Skip ahead to around 2000, and Turkey was making some reforms to try and support its bid to join the EU. The EU wants to be a club of democratic countries, and saw the repeated military 'coups' in Turkey to be a problem (rather than the military defending the secular democractic constitution). The EU demanded reforms to bring the miliary more under civilian control. The Turkish military went along with this because they supported the goal of Turkey joining the EU.

This gave the government increased control over the military in terms of finances and greated ability to remove officers for various reasons, with the net effect of increasing the proportion of officers with greater loyalty to the current government.

Some excepts from The Turkish “model” of civil–military relations by Ozan O. Varol serve to underline this.

[T]he European Union officially designated Turkey as a candidate country in 1999. Among the accession requirements to the European Union was effect­ive civilian control of the military, a major obstacle to Turkey’s integration into the EU. To advance Turkey’s candidacy to the EU, the Parliament adopted a number of constitutional amendments in 2001 that curbed the military’s role in the National Security Council. Among other things, the amendments increased the number of civilians on the Council, emphasized the Council’s advisory role, deprived the Council of its executive powers (e.g., the authority to request reports from government agencies), and replaced the Council’s military Secretary- General with a civilian leader. Pursuant to the amendments, the government would no longer give priority consideration to the Council’s views and would merely assess its recommendations. In addition, the military judges serving on the state security courts (Devlet Guvenlik Mahkemeleri)—which had jurisdiction over cases involving crimes against state security—were removed and the courts became entirely civilianized. The armed forces were also brought under the jurisdiction of the Turkish Court of Accounts (Sayistay), which is authorized to audit state departments. Turkey’s desire to become a member of the EU thus provided a major impetus for the subordination of the military to civilian leaders.
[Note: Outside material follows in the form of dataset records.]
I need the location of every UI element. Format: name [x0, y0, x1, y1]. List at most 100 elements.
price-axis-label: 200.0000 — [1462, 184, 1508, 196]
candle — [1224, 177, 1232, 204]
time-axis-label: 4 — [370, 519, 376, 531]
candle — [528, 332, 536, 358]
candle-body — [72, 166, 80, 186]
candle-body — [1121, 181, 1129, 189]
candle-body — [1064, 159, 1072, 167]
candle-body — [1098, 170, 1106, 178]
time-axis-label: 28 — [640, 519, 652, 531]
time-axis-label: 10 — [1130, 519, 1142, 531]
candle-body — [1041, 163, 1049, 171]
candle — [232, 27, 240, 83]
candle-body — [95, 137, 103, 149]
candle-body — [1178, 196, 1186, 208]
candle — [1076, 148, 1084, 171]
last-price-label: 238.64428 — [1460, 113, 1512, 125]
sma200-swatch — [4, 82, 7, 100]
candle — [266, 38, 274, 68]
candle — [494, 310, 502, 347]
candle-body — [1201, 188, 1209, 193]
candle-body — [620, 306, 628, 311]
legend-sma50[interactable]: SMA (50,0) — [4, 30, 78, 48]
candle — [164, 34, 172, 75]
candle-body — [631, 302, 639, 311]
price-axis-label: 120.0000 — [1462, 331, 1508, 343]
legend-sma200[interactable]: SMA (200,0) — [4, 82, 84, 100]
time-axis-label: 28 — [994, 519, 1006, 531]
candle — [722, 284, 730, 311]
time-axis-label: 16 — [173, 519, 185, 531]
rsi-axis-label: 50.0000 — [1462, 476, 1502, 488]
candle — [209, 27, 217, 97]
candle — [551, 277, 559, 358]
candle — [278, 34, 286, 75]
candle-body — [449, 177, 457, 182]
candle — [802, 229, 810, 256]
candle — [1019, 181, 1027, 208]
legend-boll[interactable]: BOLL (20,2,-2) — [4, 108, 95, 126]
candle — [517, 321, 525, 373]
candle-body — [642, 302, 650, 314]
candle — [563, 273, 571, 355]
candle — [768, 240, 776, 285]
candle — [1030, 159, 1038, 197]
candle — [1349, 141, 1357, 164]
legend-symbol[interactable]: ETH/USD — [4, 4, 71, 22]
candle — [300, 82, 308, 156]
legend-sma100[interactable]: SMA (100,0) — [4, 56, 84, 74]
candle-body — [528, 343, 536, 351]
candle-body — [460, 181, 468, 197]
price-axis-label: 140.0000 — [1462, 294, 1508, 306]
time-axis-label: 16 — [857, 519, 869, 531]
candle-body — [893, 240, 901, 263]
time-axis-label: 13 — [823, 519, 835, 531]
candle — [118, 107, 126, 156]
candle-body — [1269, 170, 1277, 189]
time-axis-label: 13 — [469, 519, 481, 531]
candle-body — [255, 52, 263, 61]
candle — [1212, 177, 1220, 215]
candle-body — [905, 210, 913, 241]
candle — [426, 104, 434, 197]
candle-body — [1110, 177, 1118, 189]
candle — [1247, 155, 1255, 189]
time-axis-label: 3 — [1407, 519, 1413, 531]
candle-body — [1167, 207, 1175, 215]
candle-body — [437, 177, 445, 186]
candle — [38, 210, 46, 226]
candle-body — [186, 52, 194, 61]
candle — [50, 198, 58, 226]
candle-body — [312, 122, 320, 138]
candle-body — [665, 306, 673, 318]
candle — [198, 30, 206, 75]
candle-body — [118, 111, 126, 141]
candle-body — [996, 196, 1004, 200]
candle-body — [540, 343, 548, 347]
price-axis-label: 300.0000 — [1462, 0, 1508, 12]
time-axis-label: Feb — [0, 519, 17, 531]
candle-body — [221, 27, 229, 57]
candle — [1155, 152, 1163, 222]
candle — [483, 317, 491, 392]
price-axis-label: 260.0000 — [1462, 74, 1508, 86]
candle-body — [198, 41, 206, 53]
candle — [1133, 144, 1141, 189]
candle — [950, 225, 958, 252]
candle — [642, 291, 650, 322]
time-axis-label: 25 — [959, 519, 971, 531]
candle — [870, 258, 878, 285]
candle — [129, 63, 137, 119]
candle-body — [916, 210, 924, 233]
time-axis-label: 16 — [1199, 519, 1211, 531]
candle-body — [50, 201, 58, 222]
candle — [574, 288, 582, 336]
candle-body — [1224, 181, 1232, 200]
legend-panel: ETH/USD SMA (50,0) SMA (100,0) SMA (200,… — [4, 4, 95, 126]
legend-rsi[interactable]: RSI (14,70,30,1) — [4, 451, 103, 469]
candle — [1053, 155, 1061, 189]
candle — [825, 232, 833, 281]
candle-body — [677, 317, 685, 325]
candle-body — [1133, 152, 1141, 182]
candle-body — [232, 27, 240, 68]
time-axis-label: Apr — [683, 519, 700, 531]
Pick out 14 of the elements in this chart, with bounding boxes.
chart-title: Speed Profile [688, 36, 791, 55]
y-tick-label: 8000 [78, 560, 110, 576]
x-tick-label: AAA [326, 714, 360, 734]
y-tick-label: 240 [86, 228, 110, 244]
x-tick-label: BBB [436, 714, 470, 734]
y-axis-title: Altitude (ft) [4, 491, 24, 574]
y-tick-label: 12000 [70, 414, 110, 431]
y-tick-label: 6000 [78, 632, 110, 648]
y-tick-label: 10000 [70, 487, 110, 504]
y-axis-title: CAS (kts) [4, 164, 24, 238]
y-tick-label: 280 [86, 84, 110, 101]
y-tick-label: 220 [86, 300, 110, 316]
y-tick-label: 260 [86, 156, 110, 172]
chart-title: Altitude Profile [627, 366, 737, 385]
[I]n stark contrast to the weak coalition governments of the past, effect­ ive governments took ahold of power beginning in 1999. The coalition government of Bulent Ecevit, Devlet Bahceli, and Mesut Yilmaz in 1999 successfully adopted structural economic reforms and initiated a liberalization process with the goal of full membership in the European Union. But the major shift came with the ascension to power in 2002 of the Justice and Development Party (Adalet ve Kalkinma Partisi) (AKP)

[...]

Armed with a fairly strong popular mandate, AKP sought to rein in the influence of the military in Turkish politics. In addition to implementing additional measures intended to bring the military within civilian control as part of the EU accession criteria, under AKP’s reign, the military also became a target of criminal investigations and charges. Under the Ergenekon and Sledgehammer prosecutions—which allege a conspiracy to overthrow the AKP government by a coup d’état—scores of gener- als serving in the Turkish military have been imprisoned. Hundreds of retired military officers, including those that led the coups in 1980 and 1997, have also been detained. The clash between the AKP government and the military culminated in the mass resignation of Turkey’s military high command in late July 2011.

So in summary, Turkey made reforms with the implicit consent of the military that brought the military under greater civilian control and reduced its influence, with the aim of joining the European Union. This increased civilian control put in place measures that Erodgan used to gain even greater control over the military.